On Sun, 6 Jan, Ed Weick <[EMAIL PROTECTED]> wrote:
>Keith:
>
>> Yes, indeed. Those who are atheists are being just as dogmatic as those
>> Believers who say that non-Believers are damned. But we can't trust
>> language. It contains verbal paradoxes and depend on assumptions that
>> cannot be proved. Language and logic are useful crutches and help us to
>get
>> by from day to day, but are no more than that.
>>
>
>But there is a universal human tendency to want to convert good and
>interesting thought to repressive dogma. If I were an existentialist,
>I'd say that this because, fundamentally, people cannot cope with the
>finitude and uncertainty of being. They have to make the uncertain
>certain and the transitory absolute.
I would say rather that people cannot cope with the Infinity of Being,
and they have to make the indefinable defined, and the unlimited limited.
As a popular commentator interpreted the main theme of the Tibetan
Book of the Dead, which is to be read into the ear of the recently
deceased to remind them of the availability of immediate enlightenment
despite their reluctance (to paraphrase, but fairly closely:) Upon
confronting the Light, they throw themselves back on the Wheel of
rebirth, because the sufferings inherent in repeated incarnation
are brutal and miserable, but at least they aren't _that_ _intense_!

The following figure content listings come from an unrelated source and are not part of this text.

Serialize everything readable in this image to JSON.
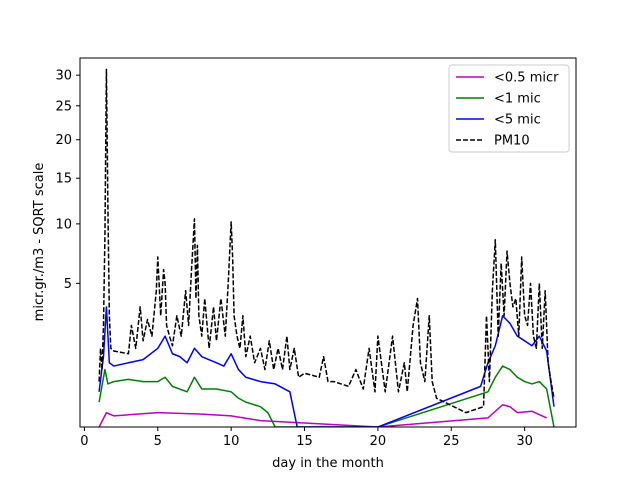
{
  "chart_data": {
    "type": "line",
    "title": "",
    "xlabel": "day in the month",
    "ylabel": "micr.gr./m3 - SQRT scale",
    "y_scale": "sqrt",
    "xlim": [
      -0.3,
      33.5
    ],
    "ylim": [
      0,
      33
    ],
    "x_ticks": [
      0,
      5,
      10,
      15,
      20,
      25,
      30
    ],
    "x_tick_labels": [
      "0",
      "5",
      "10",
      "15",
      "20",
      "25",
      "30"
    ],
    "y_ticks": [
      5,
      10,
      15,
      20,
      25,
      30
    ],
    "y_tick_labels": [
      "5",
      "10",
      "15",
      "20",
      "25",
      "30"
    ],
    "grid": false,
    "legend_position": "top-right",
    "series": [
      {
        "name": "<0.5 micr",
        "color": "#bf00bf",
        "style": "solid",
        "x": [
          1.0,
          1.5,
          2.0,
          5.0,
          8.0,
          10.0,
          12.0,
          20.0,
          27.5,
          28.5,
          29.0,
          29.5,
          30.5,
          31.5
        ],
        "y": [
          0.0,
          0.05,
          0.03,
          0.05,
          0.04,
          0.03,
          0.01,
          0.0,
          0.02,
          0.12,
          0.1,
          0.05,
          0.06,
          0.02
        ]
      },
      {
        "name": "<1 mic",
        "color": "#008000",
        "style": "solid",
        "x": [
          1.0,
          1.4,
          1.6,
          2.0,
          3.0,
          4.0,
          5.0,
          5.5,
          6.0,
          7.0,
          7.5,
          8.0,
          9.0,
          10.0,
          10.5,
          11.0,
          12.0,
          12.5,
          13.0,
          20.0,
          27.5,
          28.0,
          28.5,
          29.0,
          29.5,
          30.0,
          30.5,
          31.0,
          31.5,
          32.0
        ],
        "y": [
          0.15,
          0.8,
          0.45,
          0.5,
          0.55,
          0.5,
          0.5,
          0.6,
          0.4,
          0.3,
          0.6,
          0.35,
          0.35,
          0.3,
          0.2,
          0.15,
          0.1,
          0.05,
          0.0,
          0.0,
          0.3,
          0.6,
          0.9,
          0.8,
          0.6,
          0.5,
          0.45,
          0.5,
          0.35,
          0.0
        ]
      },
      {
        "name": "<5 mic",
        "color": "#0000ff",
        "style": "solid",
        "x": [
          1.0,
          1.3,
          1.5,
          1.7,
          2.0,
          3.0,
          4.0,
          5.0,
          5.5,
          6.0,
          6.5,
          7.0,
          7.5,
          8.0,
          9.0,
          9.5,
          10.0,
          10.5,
          11.0,
          12.0,
          13.0,
          14.0,
          14.5,
          20.0,
          27.0,
          27.5,
          28.0,
          28.5,
          29.0,
          29.5,
          30.0,
          30.5,
          31.0,
          31.5,
          32.0
        ],
        "y": [
          0.3,
          1.2,
          3.5,
          1.0,
          0.9,
          1.0,
          1.1,
          1.5,
          2.0,
          1.3,
          1.2,
          1.0,
          1.5,
          1.2,
          1.0,
          0.9,
          1.3,
          0.8,
          0.6,
          0.5,
          0.45,
          0.3,
          0.0,
          0.0,
          0.4,
          1.0,
          1.6,
          3.0,
          2.6,
          2.0,
          1.8,
          1.6,
          2.0,
          1.4,
          0.1
        ]
      },
      {
        "name": "PM10",
        "color": "#000000",
        "style": "dashed",
        "x": [
          1.0,
          1.1,
          1.2,
          1.3,
          1.4,
          1.5,
          1.6,
          1.7,
          1.8,
          2.0,
          2.5,
          3.0,
          3.2,
          3.5,
          3.8,
          4.0,
          4.3,
          4.6,
          4.9,
          5.0,
          5.2,
          5.4,
          5.5,
          5.6,
          5.8,
          6.0,
          6.3,
          6.6,
          6.9,
          7.1,
          7.3,
          7.5,
          7.6,
          7.7,
          7.8,
          8.0,
          8.2,
          8.5,
          8.8,
          9.0,
          9.3,
          9.6,
          9.8,
          10.0,
          10.1,
          10.2,
          10.4,
          10.6,
          10.8,
          11.0,
          11.3,
          11.6,
          12.0,
          12.3,
          12.6,
          12.9,
          13.2,
          13.5,
          13.8,
          14.0,
          14.3,
          14.6,
          15.0,
          15.5,
          16.0,
          16.3,
          16.6,
          17.0,
          18.0,
          18.5,
          19.0,
          19.4,
          19.8,
          20.0,
          20.5,
          21.0,
          21.4,
          21.8,
          22.0,
          22.4,
          22.7,
          22.9,
          23.2,
          23.5,
          23.7,
          24.0,
          26.0,
          27.2,
          27.4,
          27.6,
          27.8,
          28.0,
          28.2,
          28.4,
          28.6,
          28.8,
          29.0,
          29.2,
          29.4,
          29.6,
          29.8,
          30.0,
          30.2,
          30.4,
          30.6,
          30.8,
          31.0,
          31.2,
          31.4,
          31.6,
          31.8,
          32.0
        ],
        "y": [
          0.5,
          1.5,
          0.8,
          2.5,
          9.0,
          31.0,
          12.0,
          3.0,
          1.5,
          1.4,
          1.35,
          1.3,
          2.5,
          1.5,
          3.5,
          1.8,
          2.8,
          2.0,
          4.5,
          7.0,
          3.0,
          6.0,
          5.0,
          2.5,
          2.0,
          1.6,
          3.0,
          2.0,
          4.5,
          2.5,
          6.0,
          10.5,
          4.0,
          8.0,
          3.0,
          2.0,
          4.0,
          1.5,
          3.5,
          1.8,
          4.0,
          2.0,
          5.0,
          10.2,
          7.0,
          3.0,
          2.0,
          1.5,
          3.0,
          1.2,
          2.0,
          1.0,
          1.5,
          0.8,
          1.8,
          0.8,
          1.5,
          0.8,
          2.0,
          0.8,
          1.5,
          0.6,
          0.7,
          0.65,
          0.6,
          1.2,
          0.5,
          0.5,
          0.4,
          0.8,
          0.35,
          1.5,
          0.3,
          2.0,
          0.3,
          2.0,
          0.3,
          1.0,
          0.3,
          2.5,
          4.0,
          1.0,
          0.5,
          3.0,
          0.5,
          0.2,
          0.05,
          0.1,
          3.0,
          0.5,
          4.5,
          8.5,
          2.0,
          6.5,
          3.0,
          7.5,
          5.0,
          3.5,
          4.0,
          2.0,
          7.0,
          3.0,
          2.5,
          5.0,
          2.0,
          1.5,
          5.0,
          1.5,
          4.5,
          1.0,
          0.5,
          0.2
        ]
      }
    ]
  }
}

The provocative thinking of Christ
>was converted into the unquestionable dogma of the Catholic Church, just
>as Mohamed's was to Islamic fundamentalism and Marx's to repressive state
>capitalism (aka Soviet Communism). An interesting idea pales against the
>vastness of the universe; an absolute truth does not.
Apropos of Keith's comment of the dogmatic nature of atheists, I have
found that some atheists want to extend their dogmatic views to
agnostics, to the extent that they refuse to parse "a-gnostic" as
"not-knowing", but rather insist that it must mean "can not be known",
that is, an agnostic must hold the opinion that the Whateveritis
can never be known. I sidestep this annoying response by describing
myself as "semi-gnostic", which is more accurate anyway. I regard
this category as a small constituency with a transient population,
but I'm the only one I'm aware of who explicitly claims membership.